In some ways she was right: the drug-free approach is more natural. But given that infant mortality rates among Indigenous Australians are around 2–3 times higher than for other Australians, and that rates of maternal mortality is around double that of non-Indigenous Australians, the implication that it’s better is a little hard to swallow.
Later the same day, some new parents were ushered into the room to tell us about their experiences. Tired but happy, they recounted their experiences from the night before. The midwife asked the new mother if she’d had any pain relief. The new mum answered no, at which the midwife beamed at her. ‘Congratulations!’ she exclaimed. The message was clear: a drug-free birth beats a drug-assisted birth hands down.
A couple of days later, my wife happened to bump into the same midwife. She asked Kasey how she’d been feeling. ‘I’m over it’, Kasey answered. ‘I’m uncomfortable all the time, I can’t sleep and I’m sick of the nausea’.
‘You really should be enjoying this time; you’re only going to be pregnant once or twice in your life’, came the midwife’s reply.
Then to follow up, she asked what type of birth we’re planning. ‘I have no fixed plans. If I need an epidural, I‘ll have one’ answered Kasey.

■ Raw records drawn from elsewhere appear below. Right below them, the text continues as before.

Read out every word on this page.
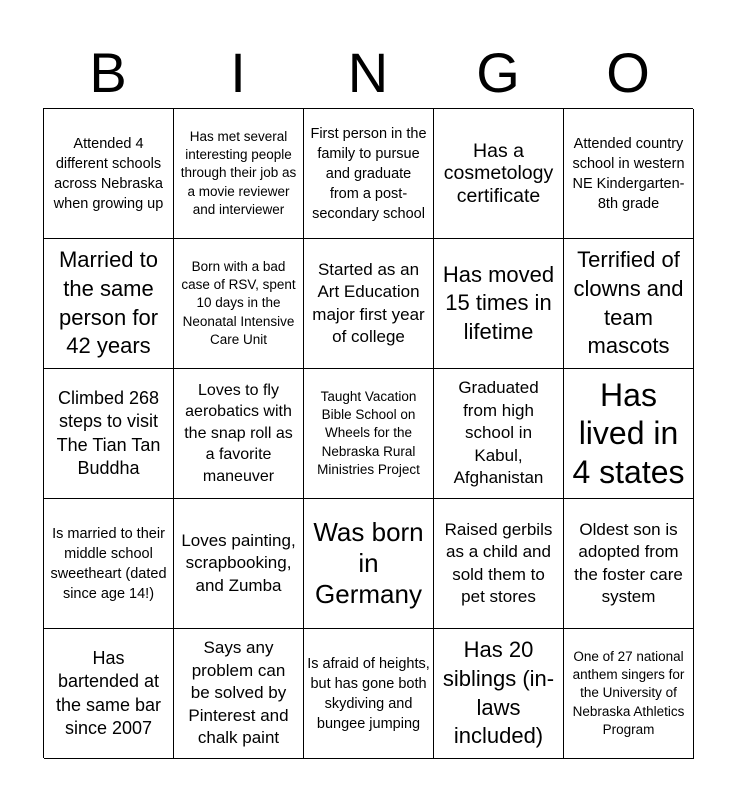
B	I	N	G	O
Attended 4 different schools across Nebraska when growing up
Has met several interesting people through their job as a movie reviewer and interviewer
First person in the family to pursue and graduate from a post-secondary school
Has a cosmetology certificate
Attended country school in western NE Kindergarten-8th grade
Married to the same person for 42 years
Born with a bad case of RSV, spent 10 days in the Neonatal Intensive Care Unit
Started as an Art Education major first year of college
Has moved 15 times in lifetime
Terrified of clowns and team mascots
Climbed 268 steps to visit The Tian Tan Buddha
Loves to fly aerobatics with the snap roll as a favorite maneuver
Taught Vacation Bible School on Wheels for the Nebraska Rural Ministries Project
Graduated from high school in Kabul, Afghanistan
Has lived in 4 states
Is married to their middle school sweetheart (dated since age 14!)
Loves painting, scrapbooking, and Zumba
Was born in Germany
Raised gerbils as a child and sold them to pet stores
Oldest son is adopted from the foster care system
Has bartended at the same bar since 2007
Says any problem can be solved by Pinterest and chalk paint
Is afraid of heights, but has gone both skydiving and bungee jumping
Has 20 siblings (in-laws included)
One of 27 national anthem singers for the University of Nebraska Athletics Program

This was greeted with the news that it’s best to avoid an epidural if possible, since it can prevent you from bonding with your baby. She further explained that she’d seen studies which showed that sheep who have epidurals reject their young.
Who let sheep into this whole pregnancy competition? It’s bad enough that we have other human beings to contend with, without opening it up to livestock.

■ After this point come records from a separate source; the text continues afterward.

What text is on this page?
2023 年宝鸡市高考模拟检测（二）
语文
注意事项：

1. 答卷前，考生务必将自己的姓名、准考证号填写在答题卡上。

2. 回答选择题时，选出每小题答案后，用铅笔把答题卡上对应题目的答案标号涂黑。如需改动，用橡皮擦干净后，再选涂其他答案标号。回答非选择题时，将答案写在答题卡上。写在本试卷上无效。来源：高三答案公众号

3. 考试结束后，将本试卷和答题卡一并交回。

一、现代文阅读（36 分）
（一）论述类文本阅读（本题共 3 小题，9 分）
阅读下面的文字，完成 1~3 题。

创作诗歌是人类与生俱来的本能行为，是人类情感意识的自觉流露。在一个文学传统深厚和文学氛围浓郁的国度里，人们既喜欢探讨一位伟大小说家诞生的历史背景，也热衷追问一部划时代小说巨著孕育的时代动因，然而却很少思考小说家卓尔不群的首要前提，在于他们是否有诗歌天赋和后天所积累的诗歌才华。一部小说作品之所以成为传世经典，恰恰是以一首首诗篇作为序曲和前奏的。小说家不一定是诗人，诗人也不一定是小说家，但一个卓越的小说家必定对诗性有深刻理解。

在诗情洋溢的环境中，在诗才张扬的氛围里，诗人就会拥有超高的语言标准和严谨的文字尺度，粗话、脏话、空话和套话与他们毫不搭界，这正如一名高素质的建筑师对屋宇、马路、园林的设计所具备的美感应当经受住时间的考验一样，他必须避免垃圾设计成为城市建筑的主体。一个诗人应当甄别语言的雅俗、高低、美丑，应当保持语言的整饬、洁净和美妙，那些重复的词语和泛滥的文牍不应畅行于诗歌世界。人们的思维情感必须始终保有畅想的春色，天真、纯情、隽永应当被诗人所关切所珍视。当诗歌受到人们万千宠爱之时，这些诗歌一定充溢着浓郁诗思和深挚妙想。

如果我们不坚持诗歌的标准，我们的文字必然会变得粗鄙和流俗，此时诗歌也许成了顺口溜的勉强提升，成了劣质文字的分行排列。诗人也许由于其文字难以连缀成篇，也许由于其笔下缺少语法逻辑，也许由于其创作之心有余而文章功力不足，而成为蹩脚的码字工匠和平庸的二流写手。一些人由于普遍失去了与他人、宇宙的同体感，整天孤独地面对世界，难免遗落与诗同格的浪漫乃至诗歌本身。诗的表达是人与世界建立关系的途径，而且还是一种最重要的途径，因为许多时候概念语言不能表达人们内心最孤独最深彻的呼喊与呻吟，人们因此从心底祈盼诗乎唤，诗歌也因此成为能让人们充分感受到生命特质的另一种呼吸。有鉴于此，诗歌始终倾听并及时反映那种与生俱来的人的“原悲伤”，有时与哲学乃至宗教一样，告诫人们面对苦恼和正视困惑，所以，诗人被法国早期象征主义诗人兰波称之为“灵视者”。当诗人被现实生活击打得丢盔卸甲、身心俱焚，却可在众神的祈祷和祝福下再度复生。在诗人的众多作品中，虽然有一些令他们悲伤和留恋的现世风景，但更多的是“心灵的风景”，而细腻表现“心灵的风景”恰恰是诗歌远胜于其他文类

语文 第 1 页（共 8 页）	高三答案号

It’s not enough to be in constant pain, uncomfortable all the time and sleep deprived. If you want to be a contender in the pregnancy game, you have to love every minute of it. And if you want drugs, then you’re not even a contender.
In spite of our obvious lack of competitiveness in the pregnancy game, we survived the pregnancy game and our baby girl has arrived safe and sound. Now we’ve progressed through to the wholly non-competitive realm of parenthood. As if.